[ClusterLabs] ip clustering strange behaviour

Klaus Wenninger kwenning at redhat.com
Mon Sep 5 13:29:42 UTC 2016


On 09/05/2016 03:02 PM, Gabriele Bulfon wrote:
> I read docs, looks like sbd fencing is more about iscsi/fc exposed
> storage resources.
> Here I have real shared disks (seen from solaris with the format
> utility as normal sas disks, but on both nodes).
> They are all jbod disks, that ZFS organizes in raidz/mirror pools, so
> I have 5 disks on one pool in one node, and the other 5 disks on
> another pool in one node.
> How can sbd work in this situation? Has it already been used/tested on
> a Solaris env with ZFS ?

You wouldn't have to have discs at all with sbd.
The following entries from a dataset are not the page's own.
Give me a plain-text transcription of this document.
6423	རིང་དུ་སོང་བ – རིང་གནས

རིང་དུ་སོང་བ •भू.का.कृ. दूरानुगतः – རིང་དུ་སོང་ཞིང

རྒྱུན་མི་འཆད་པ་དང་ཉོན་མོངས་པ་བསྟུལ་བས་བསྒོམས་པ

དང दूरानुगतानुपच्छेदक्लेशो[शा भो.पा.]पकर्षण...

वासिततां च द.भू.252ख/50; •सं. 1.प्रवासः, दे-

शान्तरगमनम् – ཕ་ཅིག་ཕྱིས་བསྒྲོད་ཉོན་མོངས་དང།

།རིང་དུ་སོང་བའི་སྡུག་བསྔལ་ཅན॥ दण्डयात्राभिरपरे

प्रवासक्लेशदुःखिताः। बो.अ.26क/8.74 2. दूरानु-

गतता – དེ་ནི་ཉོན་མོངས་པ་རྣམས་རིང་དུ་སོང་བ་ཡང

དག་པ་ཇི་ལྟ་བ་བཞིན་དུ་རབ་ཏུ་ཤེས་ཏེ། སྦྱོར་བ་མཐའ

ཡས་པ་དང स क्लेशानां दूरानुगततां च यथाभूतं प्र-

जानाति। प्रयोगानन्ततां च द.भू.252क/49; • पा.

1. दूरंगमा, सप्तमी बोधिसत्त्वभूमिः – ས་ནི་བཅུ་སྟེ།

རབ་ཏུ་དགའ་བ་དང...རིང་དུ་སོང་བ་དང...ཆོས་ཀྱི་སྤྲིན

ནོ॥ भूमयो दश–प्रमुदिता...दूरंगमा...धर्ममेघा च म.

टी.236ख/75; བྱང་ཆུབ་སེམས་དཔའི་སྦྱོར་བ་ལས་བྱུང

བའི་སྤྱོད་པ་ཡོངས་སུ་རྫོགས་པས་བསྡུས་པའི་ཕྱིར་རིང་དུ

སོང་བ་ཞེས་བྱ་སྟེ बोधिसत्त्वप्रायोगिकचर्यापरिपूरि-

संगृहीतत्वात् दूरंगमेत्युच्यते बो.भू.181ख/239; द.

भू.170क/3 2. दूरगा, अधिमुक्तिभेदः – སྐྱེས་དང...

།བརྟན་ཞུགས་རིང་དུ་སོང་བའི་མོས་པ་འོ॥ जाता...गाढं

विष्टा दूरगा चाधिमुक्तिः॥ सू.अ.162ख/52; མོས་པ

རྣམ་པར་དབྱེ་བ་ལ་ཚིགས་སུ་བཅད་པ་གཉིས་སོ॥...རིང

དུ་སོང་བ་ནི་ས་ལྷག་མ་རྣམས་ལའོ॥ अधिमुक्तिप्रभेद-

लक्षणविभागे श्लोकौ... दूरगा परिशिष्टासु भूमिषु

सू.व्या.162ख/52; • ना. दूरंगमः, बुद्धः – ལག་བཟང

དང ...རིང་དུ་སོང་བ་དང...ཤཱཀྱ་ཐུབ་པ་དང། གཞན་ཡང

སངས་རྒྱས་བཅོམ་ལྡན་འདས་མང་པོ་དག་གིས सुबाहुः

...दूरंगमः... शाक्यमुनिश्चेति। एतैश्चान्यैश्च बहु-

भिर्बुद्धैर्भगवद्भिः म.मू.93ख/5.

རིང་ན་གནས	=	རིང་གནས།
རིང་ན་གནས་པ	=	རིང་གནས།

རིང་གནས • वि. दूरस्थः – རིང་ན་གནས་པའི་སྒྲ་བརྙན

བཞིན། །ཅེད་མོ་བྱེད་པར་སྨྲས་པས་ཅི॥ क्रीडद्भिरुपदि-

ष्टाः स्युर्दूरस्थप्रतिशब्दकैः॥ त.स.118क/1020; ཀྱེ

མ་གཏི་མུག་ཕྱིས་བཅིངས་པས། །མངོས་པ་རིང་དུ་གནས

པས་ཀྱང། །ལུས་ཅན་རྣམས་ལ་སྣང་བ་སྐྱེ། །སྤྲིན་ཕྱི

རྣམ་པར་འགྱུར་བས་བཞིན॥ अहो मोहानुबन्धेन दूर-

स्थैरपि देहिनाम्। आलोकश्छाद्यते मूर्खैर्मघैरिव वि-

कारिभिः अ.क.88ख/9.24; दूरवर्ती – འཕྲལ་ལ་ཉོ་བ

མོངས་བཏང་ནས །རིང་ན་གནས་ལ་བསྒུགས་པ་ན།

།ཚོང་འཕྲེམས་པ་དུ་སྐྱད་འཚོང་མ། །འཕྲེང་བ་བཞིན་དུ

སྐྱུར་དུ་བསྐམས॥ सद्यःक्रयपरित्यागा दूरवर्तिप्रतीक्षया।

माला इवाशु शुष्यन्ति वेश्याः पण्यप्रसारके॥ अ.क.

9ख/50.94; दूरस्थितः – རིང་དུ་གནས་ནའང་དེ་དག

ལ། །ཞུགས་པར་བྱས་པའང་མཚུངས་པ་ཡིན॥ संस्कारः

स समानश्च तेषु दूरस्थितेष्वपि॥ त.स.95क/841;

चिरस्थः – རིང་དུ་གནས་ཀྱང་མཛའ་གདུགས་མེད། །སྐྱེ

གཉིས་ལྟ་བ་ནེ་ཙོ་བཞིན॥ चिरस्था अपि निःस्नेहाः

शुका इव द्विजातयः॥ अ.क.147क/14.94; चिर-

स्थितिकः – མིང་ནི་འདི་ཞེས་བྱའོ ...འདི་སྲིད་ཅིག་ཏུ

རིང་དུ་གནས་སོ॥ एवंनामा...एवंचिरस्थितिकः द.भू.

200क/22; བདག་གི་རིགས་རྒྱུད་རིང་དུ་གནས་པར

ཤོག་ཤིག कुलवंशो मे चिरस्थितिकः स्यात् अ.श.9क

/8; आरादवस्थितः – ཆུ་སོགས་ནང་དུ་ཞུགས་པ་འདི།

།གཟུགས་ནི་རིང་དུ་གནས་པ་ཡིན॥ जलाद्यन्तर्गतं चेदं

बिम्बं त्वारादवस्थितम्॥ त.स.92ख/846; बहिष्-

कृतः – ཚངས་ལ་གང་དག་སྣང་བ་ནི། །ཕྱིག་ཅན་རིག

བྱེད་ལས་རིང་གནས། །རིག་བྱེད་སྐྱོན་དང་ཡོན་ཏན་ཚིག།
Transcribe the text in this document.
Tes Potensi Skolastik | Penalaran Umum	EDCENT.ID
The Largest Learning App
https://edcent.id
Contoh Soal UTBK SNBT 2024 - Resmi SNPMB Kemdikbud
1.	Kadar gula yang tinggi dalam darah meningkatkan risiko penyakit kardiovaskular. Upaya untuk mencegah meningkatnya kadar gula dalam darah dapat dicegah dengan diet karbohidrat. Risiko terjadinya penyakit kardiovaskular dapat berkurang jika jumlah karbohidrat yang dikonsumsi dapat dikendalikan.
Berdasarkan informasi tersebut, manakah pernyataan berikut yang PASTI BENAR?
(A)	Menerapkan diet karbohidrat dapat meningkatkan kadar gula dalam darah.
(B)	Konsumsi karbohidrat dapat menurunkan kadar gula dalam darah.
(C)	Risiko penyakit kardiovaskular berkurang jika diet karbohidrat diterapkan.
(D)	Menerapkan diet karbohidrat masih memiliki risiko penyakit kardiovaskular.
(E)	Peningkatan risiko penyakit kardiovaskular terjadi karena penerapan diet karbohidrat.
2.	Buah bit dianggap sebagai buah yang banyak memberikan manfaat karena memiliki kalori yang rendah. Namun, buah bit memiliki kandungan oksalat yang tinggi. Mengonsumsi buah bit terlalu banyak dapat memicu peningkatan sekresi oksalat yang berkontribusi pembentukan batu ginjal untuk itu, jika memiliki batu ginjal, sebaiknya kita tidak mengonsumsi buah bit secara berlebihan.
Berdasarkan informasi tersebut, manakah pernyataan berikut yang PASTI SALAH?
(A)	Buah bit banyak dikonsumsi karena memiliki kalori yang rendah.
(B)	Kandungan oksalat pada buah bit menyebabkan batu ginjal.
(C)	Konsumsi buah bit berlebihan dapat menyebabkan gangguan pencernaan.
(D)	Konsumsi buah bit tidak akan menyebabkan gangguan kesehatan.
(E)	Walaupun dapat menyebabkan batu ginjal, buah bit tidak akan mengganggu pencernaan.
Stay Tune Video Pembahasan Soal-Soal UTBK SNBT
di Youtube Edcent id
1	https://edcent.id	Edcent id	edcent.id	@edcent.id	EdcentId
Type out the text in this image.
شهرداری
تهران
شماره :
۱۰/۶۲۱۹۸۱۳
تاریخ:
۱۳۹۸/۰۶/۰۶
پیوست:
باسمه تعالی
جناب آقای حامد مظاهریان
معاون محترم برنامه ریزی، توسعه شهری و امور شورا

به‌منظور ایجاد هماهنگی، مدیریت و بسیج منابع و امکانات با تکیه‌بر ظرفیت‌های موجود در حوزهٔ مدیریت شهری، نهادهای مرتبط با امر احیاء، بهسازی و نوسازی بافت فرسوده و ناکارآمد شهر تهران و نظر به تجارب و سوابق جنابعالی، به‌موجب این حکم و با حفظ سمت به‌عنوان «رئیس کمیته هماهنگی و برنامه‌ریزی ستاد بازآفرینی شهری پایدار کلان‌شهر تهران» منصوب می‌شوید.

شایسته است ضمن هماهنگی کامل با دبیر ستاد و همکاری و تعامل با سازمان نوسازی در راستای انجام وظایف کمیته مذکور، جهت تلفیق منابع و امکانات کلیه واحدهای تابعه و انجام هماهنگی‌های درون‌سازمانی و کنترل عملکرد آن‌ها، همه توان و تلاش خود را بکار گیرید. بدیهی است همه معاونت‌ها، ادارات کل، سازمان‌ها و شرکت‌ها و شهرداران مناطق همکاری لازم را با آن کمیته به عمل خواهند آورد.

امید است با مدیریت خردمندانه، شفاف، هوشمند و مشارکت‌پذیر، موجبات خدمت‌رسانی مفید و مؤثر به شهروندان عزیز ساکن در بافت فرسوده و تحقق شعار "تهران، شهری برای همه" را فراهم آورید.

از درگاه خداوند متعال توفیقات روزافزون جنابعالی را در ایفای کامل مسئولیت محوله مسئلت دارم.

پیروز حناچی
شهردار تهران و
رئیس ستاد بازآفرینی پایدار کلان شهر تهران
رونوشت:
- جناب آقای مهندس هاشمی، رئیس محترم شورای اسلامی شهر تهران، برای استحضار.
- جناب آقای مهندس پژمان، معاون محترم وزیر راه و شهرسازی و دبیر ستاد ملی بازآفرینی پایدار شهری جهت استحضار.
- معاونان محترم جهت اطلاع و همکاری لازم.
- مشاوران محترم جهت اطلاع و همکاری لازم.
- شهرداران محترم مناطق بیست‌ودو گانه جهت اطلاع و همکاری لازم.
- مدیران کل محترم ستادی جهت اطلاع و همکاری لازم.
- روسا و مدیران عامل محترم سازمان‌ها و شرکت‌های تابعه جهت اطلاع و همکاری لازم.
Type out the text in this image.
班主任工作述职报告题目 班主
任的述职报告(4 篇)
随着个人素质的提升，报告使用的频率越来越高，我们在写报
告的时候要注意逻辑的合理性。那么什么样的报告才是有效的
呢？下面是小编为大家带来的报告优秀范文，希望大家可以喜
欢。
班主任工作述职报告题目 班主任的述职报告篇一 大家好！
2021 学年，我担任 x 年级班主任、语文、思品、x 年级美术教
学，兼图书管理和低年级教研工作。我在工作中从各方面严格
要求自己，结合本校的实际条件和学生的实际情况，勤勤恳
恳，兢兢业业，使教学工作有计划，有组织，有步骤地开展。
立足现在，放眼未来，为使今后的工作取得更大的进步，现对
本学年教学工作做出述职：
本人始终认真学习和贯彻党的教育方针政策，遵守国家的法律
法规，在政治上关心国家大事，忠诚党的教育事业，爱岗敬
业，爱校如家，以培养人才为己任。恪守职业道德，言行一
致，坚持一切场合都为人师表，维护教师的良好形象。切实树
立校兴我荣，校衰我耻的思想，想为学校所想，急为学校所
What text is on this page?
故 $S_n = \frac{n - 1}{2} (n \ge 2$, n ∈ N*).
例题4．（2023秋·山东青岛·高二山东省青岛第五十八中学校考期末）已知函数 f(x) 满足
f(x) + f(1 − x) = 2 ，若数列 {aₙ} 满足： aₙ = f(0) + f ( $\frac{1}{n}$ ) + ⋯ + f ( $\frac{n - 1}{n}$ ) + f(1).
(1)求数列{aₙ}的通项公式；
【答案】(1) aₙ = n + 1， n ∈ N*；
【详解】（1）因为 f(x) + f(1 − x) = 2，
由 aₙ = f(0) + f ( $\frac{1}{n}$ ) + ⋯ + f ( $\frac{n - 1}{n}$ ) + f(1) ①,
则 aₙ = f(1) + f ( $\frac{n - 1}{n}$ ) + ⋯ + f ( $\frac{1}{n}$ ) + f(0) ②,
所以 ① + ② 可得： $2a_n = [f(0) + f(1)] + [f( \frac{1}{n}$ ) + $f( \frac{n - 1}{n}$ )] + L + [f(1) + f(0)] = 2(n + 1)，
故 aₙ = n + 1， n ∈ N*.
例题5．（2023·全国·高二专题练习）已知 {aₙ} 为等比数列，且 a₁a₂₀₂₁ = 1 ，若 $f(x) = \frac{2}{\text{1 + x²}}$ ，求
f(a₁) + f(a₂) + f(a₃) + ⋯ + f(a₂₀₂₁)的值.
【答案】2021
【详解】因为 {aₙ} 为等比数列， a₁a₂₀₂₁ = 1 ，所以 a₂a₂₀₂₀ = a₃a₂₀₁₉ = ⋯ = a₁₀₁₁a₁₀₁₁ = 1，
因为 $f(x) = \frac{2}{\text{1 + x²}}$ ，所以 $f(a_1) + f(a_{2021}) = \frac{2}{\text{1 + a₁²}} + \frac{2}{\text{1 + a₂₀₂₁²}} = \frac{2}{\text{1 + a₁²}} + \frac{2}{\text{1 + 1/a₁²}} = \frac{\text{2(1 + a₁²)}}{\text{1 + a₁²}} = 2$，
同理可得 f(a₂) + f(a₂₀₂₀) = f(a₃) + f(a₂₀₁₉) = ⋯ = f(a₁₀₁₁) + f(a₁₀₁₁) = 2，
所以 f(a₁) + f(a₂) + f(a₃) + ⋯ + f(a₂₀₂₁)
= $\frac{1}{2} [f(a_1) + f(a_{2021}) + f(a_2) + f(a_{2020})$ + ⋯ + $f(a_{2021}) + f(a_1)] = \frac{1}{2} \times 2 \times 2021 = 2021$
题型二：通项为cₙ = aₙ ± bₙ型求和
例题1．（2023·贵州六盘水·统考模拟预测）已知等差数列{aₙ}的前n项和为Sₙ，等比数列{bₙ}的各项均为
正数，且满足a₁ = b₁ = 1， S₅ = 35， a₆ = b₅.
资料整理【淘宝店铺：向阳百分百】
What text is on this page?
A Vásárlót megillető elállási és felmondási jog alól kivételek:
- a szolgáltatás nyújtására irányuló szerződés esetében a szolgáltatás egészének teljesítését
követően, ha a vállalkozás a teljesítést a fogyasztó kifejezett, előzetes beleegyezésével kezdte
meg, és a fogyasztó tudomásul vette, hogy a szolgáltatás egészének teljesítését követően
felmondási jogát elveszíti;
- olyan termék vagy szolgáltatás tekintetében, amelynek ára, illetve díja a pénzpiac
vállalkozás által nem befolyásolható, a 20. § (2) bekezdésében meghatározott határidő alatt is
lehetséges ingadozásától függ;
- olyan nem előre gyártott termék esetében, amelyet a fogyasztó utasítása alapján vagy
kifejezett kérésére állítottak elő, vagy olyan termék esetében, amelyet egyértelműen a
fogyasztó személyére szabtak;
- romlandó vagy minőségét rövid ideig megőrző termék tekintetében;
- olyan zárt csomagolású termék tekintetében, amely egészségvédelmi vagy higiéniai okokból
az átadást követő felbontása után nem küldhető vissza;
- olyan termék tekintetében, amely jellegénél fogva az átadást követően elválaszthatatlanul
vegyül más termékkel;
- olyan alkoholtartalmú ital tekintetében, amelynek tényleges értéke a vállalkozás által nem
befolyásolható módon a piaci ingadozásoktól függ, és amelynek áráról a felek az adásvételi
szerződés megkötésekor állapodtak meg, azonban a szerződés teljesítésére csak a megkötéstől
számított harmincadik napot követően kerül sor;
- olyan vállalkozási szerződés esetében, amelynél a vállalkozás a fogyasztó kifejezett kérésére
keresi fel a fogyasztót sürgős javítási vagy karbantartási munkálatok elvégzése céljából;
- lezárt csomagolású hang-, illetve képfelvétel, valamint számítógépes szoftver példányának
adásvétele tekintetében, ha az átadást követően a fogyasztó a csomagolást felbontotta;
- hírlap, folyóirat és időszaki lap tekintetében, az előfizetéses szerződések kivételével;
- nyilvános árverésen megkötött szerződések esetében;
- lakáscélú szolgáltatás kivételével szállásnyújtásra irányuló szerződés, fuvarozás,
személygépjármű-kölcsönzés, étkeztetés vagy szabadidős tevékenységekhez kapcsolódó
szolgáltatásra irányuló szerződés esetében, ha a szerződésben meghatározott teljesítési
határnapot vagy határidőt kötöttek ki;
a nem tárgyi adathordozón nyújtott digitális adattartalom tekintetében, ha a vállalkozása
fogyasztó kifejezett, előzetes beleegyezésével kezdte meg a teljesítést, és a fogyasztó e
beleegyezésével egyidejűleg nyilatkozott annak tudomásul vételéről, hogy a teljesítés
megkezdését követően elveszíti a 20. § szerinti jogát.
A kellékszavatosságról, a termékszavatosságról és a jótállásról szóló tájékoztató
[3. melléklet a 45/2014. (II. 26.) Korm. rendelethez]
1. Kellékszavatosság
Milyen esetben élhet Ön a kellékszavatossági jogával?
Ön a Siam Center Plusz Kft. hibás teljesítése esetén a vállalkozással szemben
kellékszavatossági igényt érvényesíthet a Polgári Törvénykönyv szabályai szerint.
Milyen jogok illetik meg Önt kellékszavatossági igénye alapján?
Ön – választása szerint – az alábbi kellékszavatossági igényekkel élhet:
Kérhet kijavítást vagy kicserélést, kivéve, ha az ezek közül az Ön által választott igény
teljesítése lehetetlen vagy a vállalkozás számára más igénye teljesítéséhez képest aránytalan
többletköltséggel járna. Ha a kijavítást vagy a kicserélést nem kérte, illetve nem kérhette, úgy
You can just use it for
pacemaker
to be monitored by a hardware-watchdog.
But if you want to add discs it shouldn't really matter how they are
accessed as
long as you can concurrently read/write the block-devices. Configuration of
caching in the controllers might be an issue as well.
I'm e.g. currently testing with a simple kvm setup using following
virsh-config
for the shared block-device:

<disk type='file' device='disk'>
      <driver name='qemu' type='raw' cache='none'/>
      <source file='SHARED_IMAGE_FILE'/>
      <target dev='vdb' bus='virtio'/>
      <shareable/>
      <address type='pci' domain='0x0000' bus='0x00' slot='0x15'
function='0x0'/>
 </disk>

Don't know about test-coverage for sbd on Solaris. Actually it should be
independent
of which file-system you are using as you would anyway use a partition
without
filesystem for sbd.

>
> BTW, is there any other possibility other than sbd.
>

Probably - see Kens' suggestions.
Excuse me thinking a little unidimensional at the moment
working on some sbd-issue ;-)
And not having a proper fencing-device a watchdog is the last resort to
have something
working reliably. And pacemakers' way to do watchdog is sbd...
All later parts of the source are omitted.